One of the rituals I do at the end of every summer is go through my gear and reorganize it, inspect it, prepare and repair it, to get ready for the next season. Every piece of equipment is critical. Over the years I’ve refined what I take with me into the woods down to the basics. Pieces have been added and dropped. New items I purchased last year have broken and need to be discarded- an experiment with some newfangled gizmo that it turns out didn’t work and I didn’t need anyway.
Some of the work is just restocking: new blades for the scalpel I use for field dressing, restock nitrile gloves used for the same task, inspect and replace frayed or worn rope and para-cord. There are knives to be sharpened, lighters and matches that need to be replaced, emergency and first aid kits that must have the contents examined and expired items replaced. More alcohol swabs for cleaning knives or disinfecting scratches from brambles and briars that tug on me as I move through the underbrush. More bug spray- a necessity in the warm early months of fall.
Then I come to the familiar pieces… the hat that perfectly fits my head after years of wear. Old familiar gloves that are threadbare in places. They all tell stories of past adventures. The Gerber saw that I spent nearly 30 minutes fishing from a muddy slough after it slipped from it’s place in a sheath on my belt, tugged loose by an errant branch as I crossed the bayou over a fallen tree, and the Buck skinning knife with it’s stag handle polished to a mirror finish in places from years of service skinning every deer, rabbit, squirrel, and hog I ever managed to take. I remember every one and the memories flood back as I clean, sharpen, and oil the blade.

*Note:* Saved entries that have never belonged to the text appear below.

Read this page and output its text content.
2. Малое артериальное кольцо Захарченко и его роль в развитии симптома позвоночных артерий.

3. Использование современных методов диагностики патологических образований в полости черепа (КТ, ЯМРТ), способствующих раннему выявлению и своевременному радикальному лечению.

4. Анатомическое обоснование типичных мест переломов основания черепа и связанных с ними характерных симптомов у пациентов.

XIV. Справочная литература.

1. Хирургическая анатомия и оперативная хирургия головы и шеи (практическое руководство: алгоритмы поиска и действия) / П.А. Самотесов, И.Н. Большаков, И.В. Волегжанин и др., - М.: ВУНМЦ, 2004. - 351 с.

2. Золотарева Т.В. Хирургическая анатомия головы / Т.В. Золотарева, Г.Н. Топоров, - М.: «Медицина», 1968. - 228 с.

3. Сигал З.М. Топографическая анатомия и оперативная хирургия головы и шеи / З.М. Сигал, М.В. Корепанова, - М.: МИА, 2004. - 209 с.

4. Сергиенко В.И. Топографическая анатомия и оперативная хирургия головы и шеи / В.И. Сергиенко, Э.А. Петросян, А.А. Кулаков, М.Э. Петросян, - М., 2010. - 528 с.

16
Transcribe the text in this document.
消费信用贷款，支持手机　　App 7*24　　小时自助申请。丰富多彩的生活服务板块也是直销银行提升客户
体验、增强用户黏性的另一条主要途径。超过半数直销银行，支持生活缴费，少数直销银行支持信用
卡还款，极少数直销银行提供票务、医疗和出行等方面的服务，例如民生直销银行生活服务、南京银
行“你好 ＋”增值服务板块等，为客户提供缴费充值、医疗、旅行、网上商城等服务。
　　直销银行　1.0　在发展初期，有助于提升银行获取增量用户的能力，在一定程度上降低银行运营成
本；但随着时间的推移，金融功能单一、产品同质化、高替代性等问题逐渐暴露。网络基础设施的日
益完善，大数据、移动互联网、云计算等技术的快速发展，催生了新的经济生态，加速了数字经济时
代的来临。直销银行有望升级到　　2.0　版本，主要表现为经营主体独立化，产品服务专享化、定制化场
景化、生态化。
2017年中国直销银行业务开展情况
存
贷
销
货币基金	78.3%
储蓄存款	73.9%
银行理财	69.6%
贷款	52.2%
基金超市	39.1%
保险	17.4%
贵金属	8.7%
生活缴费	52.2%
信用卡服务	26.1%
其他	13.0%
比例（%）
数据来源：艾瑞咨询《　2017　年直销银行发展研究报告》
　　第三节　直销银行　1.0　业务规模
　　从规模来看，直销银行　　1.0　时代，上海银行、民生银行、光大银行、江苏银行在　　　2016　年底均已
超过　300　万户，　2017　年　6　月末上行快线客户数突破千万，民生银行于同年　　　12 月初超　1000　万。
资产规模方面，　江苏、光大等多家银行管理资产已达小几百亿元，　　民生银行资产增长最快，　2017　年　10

The first cold front of fall swept through last night, bringing with it a cool breeze and refreshing rain, the kind of rain that shushes against the window as I drift off to sleep late at night and leaves the air cleansed and the ground damp in the morning as I step outside the next morning. The change in the weather wasn’t just a respite from the late August heat, it serves as a type of alarm clock. It awakens the spirit, urging those close to the rhythms of the earth to prepare for the cold winds of winter.
Long ago such weather changes served as an abrupt warning to our ancestors: hurry, hurry, time is precious and the winds will soon blow, the plants will die and the abundant game disappear, responding to their own need to hibernate or migrate south to warmer climes. Today, thousands of years later, it still triggers the same response. We feel the need to head out, hunt, gather, and store up nature’s bounty. There’s something refreshing about bringing home a hard won meal, an intimacy that results from taking your food from hoof to jerky and knowing that your preserved meats will last you through the cold.
Ancient man had their own rituals they performed in preparation for the winter. Some religious and complex involving elaborate ceremonies as they petitioned their deities to grant them a bountiful harvest and successful hunt. Others were more mundane as they prepared equipment, restringing bows and repairing spears before seeking out the great migrating herds of the North.
Today we still have our rituals, each with their own meaning and importance. Mine completed, I put my gear back into it’s place where it waits for me to rise obscenely early some morning and head out into the woods.